Dieyi tourna alors son regard vers Shen Zhili.
« Je me suis longtemps inquiétée pour toi, mais maintenant que le jeune maître Su est là, je suis rassurée. »
Shen Zhili : « …Si tu me regardes encore une fois comme ça, crois-moi, Mademoiselle va te corriger ? »
Dieyi couvrit ses lèvres de sa manche, son rire cristallin comme des clochettes d'argent : « Oh là là, Mademoiselle est timide ? Qu'elle est adorable ! »
Shen Zhili frissonna : « Cela ne fait qu'une quinzaine de jours, comment as-tu pu… devenir aussi anormal ! »
Qu'est-ce que Hana Kuya t'a fait exactement ?!

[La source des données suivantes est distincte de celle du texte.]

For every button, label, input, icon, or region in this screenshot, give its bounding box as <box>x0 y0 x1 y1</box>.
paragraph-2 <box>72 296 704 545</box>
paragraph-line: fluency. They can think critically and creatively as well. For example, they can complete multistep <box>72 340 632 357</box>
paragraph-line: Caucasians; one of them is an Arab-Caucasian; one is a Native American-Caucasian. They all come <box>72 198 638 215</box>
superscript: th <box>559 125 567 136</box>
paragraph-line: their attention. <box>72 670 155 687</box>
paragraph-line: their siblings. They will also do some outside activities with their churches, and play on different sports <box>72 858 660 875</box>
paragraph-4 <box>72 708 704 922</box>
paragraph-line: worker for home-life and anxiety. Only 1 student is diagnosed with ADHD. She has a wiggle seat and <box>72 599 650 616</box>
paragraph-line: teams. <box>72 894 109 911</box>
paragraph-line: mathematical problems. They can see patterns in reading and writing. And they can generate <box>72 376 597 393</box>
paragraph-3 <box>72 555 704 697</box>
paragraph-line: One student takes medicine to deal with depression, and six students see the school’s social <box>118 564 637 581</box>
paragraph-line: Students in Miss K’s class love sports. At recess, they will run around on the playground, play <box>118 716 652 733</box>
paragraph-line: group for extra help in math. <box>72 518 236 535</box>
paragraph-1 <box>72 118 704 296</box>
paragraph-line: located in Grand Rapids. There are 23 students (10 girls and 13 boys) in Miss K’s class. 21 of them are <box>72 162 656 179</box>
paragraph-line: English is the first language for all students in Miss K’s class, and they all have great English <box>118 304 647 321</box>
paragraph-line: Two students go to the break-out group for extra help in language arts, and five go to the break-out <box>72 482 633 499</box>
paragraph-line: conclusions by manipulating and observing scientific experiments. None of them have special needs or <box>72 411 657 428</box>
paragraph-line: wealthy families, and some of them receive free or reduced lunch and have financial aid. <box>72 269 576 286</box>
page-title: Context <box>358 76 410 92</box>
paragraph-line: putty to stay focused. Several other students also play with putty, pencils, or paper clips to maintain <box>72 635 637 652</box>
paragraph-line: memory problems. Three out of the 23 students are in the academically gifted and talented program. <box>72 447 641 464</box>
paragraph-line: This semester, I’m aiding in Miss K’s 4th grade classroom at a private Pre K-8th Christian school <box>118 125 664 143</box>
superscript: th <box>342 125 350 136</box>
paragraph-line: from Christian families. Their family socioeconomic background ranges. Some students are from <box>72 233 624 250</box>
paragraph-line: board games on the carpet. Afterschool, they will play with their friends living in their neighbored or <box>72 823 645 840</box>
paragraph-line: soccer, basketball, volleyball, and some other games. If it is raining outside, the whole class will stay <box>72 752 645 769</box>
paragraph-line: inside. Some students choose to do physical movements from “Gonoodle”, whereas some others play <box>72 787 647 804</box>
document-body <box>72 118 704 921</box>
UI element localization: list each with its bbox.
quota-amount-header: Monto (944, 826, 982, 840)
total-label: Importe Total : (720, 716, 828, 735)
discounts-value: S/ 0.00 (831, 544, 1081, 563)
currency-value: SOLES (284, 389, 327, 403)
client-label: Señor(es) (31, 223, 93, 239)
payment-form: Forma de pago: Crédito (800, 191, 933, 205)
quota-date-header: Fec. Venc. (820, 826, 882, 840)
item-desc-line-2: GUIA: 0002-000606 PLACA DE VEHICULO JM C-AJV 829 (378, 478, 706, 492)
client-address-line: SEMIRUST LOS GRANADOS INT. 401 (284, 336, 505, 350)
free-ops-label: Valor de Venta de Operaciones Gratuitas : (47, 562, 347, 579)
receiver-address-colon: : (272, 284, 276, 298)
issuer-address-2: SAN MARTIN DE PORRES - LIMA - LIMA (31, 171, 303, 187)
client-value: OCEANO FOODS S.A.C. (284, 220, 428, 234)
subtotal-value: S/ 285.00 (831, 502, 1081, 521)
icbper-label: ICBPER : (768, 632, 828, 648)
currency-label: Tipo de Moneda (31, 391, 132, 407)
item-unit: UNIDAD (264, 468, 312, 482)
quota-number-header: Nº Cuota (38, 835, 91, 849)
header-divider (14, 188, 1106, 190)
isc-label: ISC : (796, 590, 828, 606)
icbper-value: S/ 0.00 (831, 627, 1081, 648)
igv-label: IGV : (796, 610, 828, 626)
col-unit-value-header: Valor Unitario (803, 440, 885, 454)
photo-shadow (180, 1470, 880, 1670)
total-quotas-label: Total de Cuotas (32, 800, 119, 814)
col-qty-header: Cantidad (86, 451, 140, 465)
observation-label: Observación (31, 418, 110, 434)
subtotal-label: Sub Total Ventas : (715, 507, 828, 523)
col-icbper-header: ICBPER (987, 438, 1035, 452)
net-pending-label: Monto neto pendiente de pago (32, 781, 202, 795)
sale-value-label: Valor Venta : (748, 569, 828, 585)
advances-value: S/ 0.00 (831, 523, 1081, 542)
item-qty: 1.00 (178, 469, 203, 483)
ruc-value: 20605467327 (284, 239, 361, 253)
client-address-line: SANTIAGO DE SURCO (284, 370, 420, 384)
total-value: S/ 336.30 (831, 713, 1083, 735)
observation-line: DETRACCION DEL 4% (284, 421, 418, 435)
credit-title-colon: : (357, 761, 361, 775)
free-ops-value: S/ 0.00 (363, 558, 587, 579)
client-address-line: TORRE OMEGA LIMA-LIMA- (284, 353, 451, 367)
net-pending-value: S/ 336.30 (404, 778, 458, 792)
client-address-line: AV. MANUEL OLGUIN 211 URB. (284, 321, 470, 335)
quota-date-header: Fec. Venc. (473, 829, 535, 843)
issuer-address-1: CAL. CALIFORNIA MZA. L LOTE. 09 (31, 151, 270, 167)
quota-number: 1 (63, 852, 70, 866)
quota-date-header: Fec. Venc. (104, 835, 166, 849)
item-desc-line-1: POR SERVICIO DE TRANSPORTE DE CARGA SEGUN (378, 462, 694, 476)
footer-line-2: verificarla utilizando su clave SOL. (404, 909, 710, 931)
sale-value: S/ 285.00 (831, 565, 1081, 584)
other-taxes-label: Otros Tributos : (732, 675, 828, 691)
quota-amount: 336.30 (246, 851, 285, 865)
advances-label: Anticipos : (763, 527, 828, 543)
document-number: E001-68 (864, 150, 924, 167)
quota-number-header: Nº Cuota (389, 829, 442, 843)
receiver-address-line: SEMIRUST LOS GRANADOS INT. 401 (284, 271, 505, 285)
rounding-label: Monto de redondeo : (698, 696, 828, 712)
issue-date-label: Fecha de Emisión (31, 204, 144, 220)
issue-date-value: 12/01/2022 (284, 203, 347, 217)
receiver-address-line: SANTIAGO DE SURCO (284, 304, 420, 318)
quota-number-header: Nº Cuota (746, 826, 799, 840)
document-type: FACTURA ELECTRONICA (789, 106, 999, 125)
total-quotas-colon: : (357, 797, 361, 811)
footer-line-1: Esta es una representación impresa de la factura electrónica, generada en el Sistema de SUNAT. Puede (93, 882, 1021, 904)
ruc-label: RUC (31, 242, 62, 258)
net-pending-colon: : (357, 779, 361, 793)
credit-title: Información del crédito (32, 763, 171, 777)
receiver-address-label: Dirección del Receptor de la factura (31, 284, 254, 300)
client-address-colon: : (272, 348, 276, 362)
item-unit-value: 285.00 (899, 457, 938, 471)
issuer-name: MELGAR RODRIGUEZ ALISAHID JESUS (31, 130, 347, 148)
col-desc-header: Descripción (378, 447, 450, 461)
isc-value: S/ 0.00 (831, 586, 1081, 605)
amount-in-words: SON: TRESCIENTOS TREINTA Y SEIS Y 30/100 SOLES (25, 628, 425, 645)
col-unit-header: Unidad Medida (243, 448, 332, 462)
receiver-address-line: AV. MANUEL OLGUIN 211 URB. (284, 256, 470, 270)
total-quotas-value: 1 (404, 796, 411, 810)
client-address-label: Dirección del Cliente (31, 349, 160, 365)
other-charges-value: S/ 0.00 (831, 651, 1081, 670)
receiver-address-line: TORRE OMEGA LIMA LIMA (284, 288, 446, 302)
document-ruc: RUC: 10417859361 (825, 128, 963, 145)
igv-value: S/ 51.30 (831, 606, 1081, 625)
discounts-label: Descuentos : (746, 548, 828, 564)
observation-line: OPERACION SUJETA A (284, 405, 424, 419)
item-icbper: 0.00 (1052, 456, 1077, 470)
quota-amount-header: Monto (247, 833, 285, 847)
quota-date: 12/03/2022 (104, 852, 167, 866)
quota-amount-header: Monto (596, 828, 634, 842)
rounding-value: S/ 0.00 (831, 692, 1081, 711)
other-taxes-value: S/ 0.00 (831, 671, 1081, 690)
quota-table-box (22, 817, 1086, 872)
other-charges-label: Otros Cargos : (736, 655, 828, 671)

« Très bien, mademoiselle, dépêchons-nous de partir. Ce serait problématique si nous étions découverts. » Dieyi agita sa manche, éteignant la bougie, et sortit en tête de la grotte.
Shen Zhili hésita à peine avant de la suivre dehors.
Même si Dieyi la suit depuis des années, et même s'il voulait lui faire du mal, elle n'aurait probablement aucun moyen de résister. Au pire, elle serait surprise par son frère aîné, ce qui ne serait pas bien grave.